E. 2006/06/13 17:04:52. ERROR #13045 dSUB( ) -
seful/cm.c(3914)
Failed to connect to server 'westss' as user 'amerttp'.
See CT-Lib and/or server error messages for more
information.
I. 2006/06/13 17:04:52. Trying to connect to server
'westss' as user 'westrs_rssd_prim' ......
E. 2006/06/13 17:04:57. ERROR #1027 dSUB( ) -
seful/cm.c(3909)
Open Client Client-Library error: Error: 84083972,
Severity 5 -- 'ct_connect():
network packet layer: internal net library error: Net-
Lib protocol driver call to connect two endpoints
failed', Operating System error 0 -- 'Socket
connectfailed - errno 146 Connection refused'.
E. 2006/06/13 17:05:56. ERROR #13043 USER(westss_ra) - ul/cmapp.c(888)
Failed to execute the 'USE westss_rssd' command on
server 'westss'. See CT-Lib and SQL Server error
messages for more information.
E. 2006/06/13 17:05:56. ERROR #1028 USER(westss_ra) -
ul/cmapp.c(888)
Message from server: Message: 911, State 2, Severity 11
-- 'Attempt to locate entry in sysdatabases for database
'westss_rssd' by name failed - no entry found under that
name.

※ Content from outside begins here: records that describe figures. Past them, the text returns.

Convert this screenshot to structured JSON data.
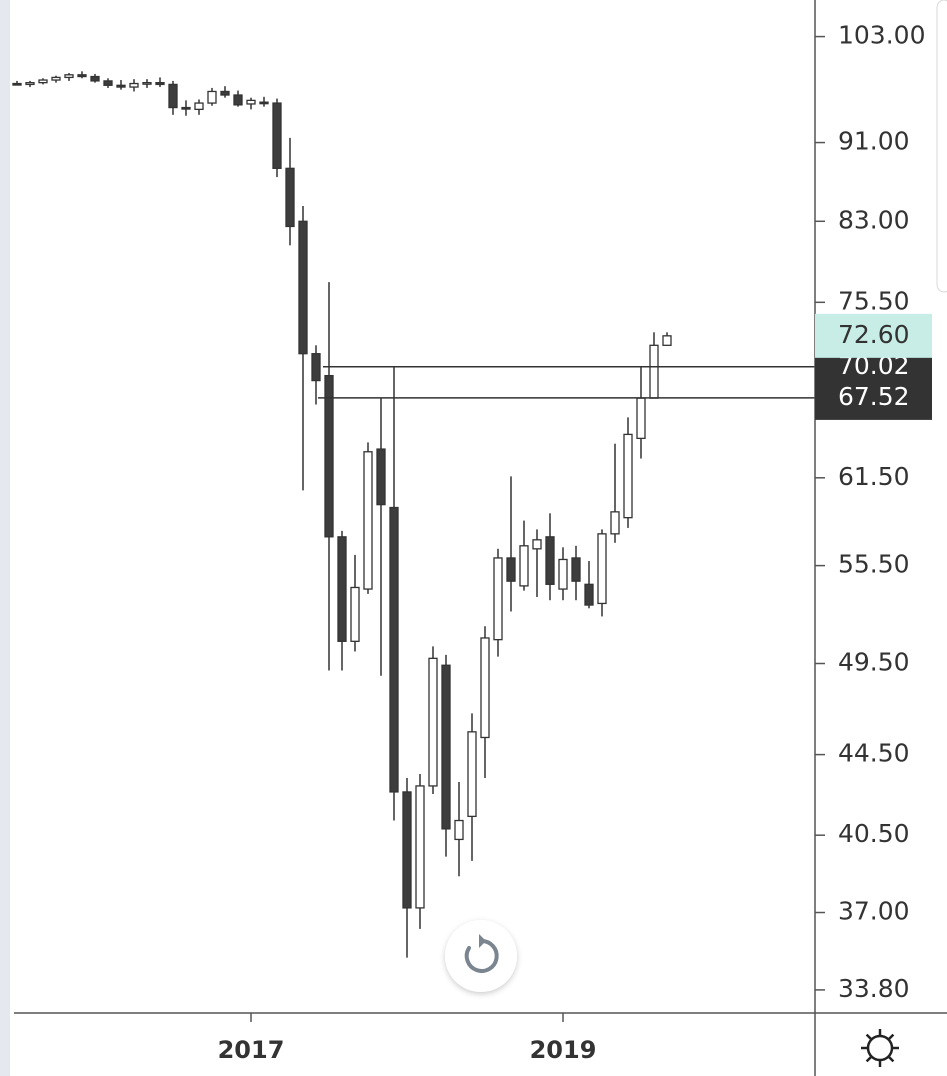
{
  "chart_data": {
    "type": "candlestick",
    "log_scale": true,
    "up_color": "#ffffff",
    "down_color": "#3d3d3d",
    "outline_color": "#333333",
    "categories": [
      null,
      null,
      null,
      null,
      null,
      null,
      null,
      null,
      null,
      null,
      null,
      null,
      null,
      null,
      null,
      null,
      null,
      null,
      "2017",
      null,
      null,
      null,
      null,
      null,
      null,
      null,
      null,
      null,
      null,
      null,
      null,
      null,
      null,
      null,
      null,
      null,
      null,
      null,
      null,
      null,
      null,
      null,
      "2019",
      null,
      null,
      null,
      null,
      null,
      null,
      null,
      null
    ],
    "open": [
      97.5,
      97.4,
      97.6,
      97.9,
      98.2,
      98.5,
      98.3,
      97.8,
      97.3,
      97.1,
      97.5,
      97.6,
      97.4,
      94.8,
      94.6,
      95.3,
      96.6,
      96.2,
      95.2,
      95.4,
      95.3,
      88.3,
      83.0,
      71.1,
      69.3,
      57.4,
      50.8,
      54.0,
      63.6,
      59.4,
      42.6,
      37.2,
      42.9,
      49.4,
      40.3,
      41.4,
      45.4,
      50.9,
      56.0,
      54.2,
      56.6,
      57.4,
      54.0,
      56.0,
      54.3,
      53.1,
      57.6,
      58.7,
      64.4,
      67.5,
      71.8
    ],
    "high": [
      97.8,
      97.8,
      98.1,
      98.4,
      98.7,
      98.9,
      98.6,
      98.1,
      97.9,
      98.0,
      98.0,
      98.2,
      97.8,
      95.6,
      95.7,
      97.0,
      97.2,
      96.7,
      95.9,
      96.0,
      95.8,
      91.5,
      84.5,
      71.8,
      77.3,
      57.8,
      56.2,
      64.1,
      67.5,
      70.0,
      43.3,
      43.5,
      50.5,
      50.0,
      43.1,
      46.7,
      51.7,
      56.6,
      61.6,
      58.5,
      57.9,
      59.0,
      56.7,
      56.8,
      55.8,
      57.9,
      64.0,
      66.0,
      70.0,
      72.9,
      72.9
    ],
    "low": [
      97.3,
      97.1,
      97.4,
      97.6,
      97.8,
      98.1,
      97.6,
      97.0,
      96.8,
      96.6,
      97.0,
      97.1,
      94.0,
      93.9,
      94.0,
      95.0,
      95.9,
      94.9,
      94.6,
      94.9,
      87.4,
      80.7,
      60.6,
      67.0,
      49.1,
      49.1,
      50.2,
      53.7,
      48.8,
      41.2,
      35.1,
      36.3,
      42.5,
      39.5,
      38.6,
      39.3,
      43.3,
      49.9,
      52.6,
      53.9,
      53.5,
      53.3,
      53.3,
      53.3,
      52.8,
      52.3,
      57.0,
      58.0,
      62.9,
      67.5,
      71.8
    ],
    "close": [
      97.4,
      97.6,
      97.9,
      98.2,
      98.5,
      98.3,
      97.8,
      97.3,
      97.1,
      97.5,
      97.6,
      97.4,
      94.8,
      94.7,
      95.3,
      96.6,
      96.2,
      95.1,
      95.6,
      95.3,
      88.3,
      82.5,
      71.1,
      68.9,
      57.4,
      50.8,
      54.1,
      63.4,
      59.6,
      42.6,
      37.2,
      42.9,
      49.8,
      40.8,
      41.2,
      45.7,
      51.0,
      56.0,
      54.5,
      56.8,
      57.2,
      54.3,
      55.9,
      54.5,
      53.0,
      57.6,
      59.1,
      64.7,
      67.5,
      71.8,
      72.6
    ],
    "ylim": [
      32.9,
      107.5
    ],
    "yticks": [
      {
        "value": 103,
        "label": "103.00"
      },
      {
        "value": 91,
        "label": "91.00"
      },
      {
        "value": 83,
        "label": "83.00"
      },
      {
        "value": 75.5,
        "label": "75.50"
      },
      {
        "value": 61.5,
        "label": "61.50"
      },
      {
        "value": 55.5,
        "label": "55.50"
      },
      {
        "value": 49.5,
        "label": "49.50"
      },
      {
        "value": 44.5,
        "label": "44.50"
      },
      {
        "value": 40.5,
        "label": "40.50"
      },
      {
        "value": 37,
        "label": "37.00"
      },
      {
        "value": 33.8,
        "label": "33.80"
      }
    ],
    "current_price": {
      "value": 72.6,
      "label": "72.60",
      "color": "#c8ede6"
    },
    "levels": [
      {
        "value": 70.02,
        "label": "70.02"
      },
      {
        "value": 67.52,
        "label": "67.52"
      }
    ],
    "level_color": "#333333"
  }
}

Make sure that name is entered properly.'.
I. 2006/06/13 17:05:56. Message from server: Message:
5701, State 1, Severity 10 -- 'Changed database context to 'master'.'.
E. 2006/06/13 17:05:56. ERROR #13045 USER(westss_ra) - seful/cm.c(3318)
Failed to connect to server 'westss' as user
'westrs_rssd_prim'. See CT-Lib and/or server error
messages for more information.
E. 2006/06/13 17:05:56. ERROR #1028 USER(westss_ra) -
seful/cm.c(3318)
Message from server: Message: 911, State 2, Severity 11
-- 'Attempt to locate entry in sysdatabases for database
'westss_rssd' by name failed - no entry found under that
name. Make sure that name is entered properly.'.
I. 2006/06/13 17:05:56. Message from server: Message:
5701, State 1, Severity 10
-- 'Changed database context to 'master'.'.
E. 2006/06/13 17:05:56. ERROR #13043 dREC(dREC)--
ul/cmapp.c(888)
Failed to execute the 'USE westss_rssd' command on
server 'westss'. See CT-Lib and SQL Server error
messages for more information.

Explanation

The Adaptive Server that controls the Replication Server System Database (RSSD) was shut down and restarted while the Replication Server was running. The Distributor (DIST) and Stable Queue Transaction (SQT) threads to the databases controlled by the Replication Server were terminated. Replication to those databases was terminated and does not resume even after the RSSD becomes available again.

Running the admin who_is_down command at the Replication Server shows that both DIST and SQT threads are down:
Spid    Name      State      Info
----    ------    -------    ----------------------
        DIST      Down       westernDS.westDB
        SQT       Down       105:1 westernDS.westDB

Solution

  1. At the Replication Server, execute resume distributor for each database to resume SQT and DIST threads.

  2. Run admin who_is_down at each database to verify that the SQT and DIST threads are up.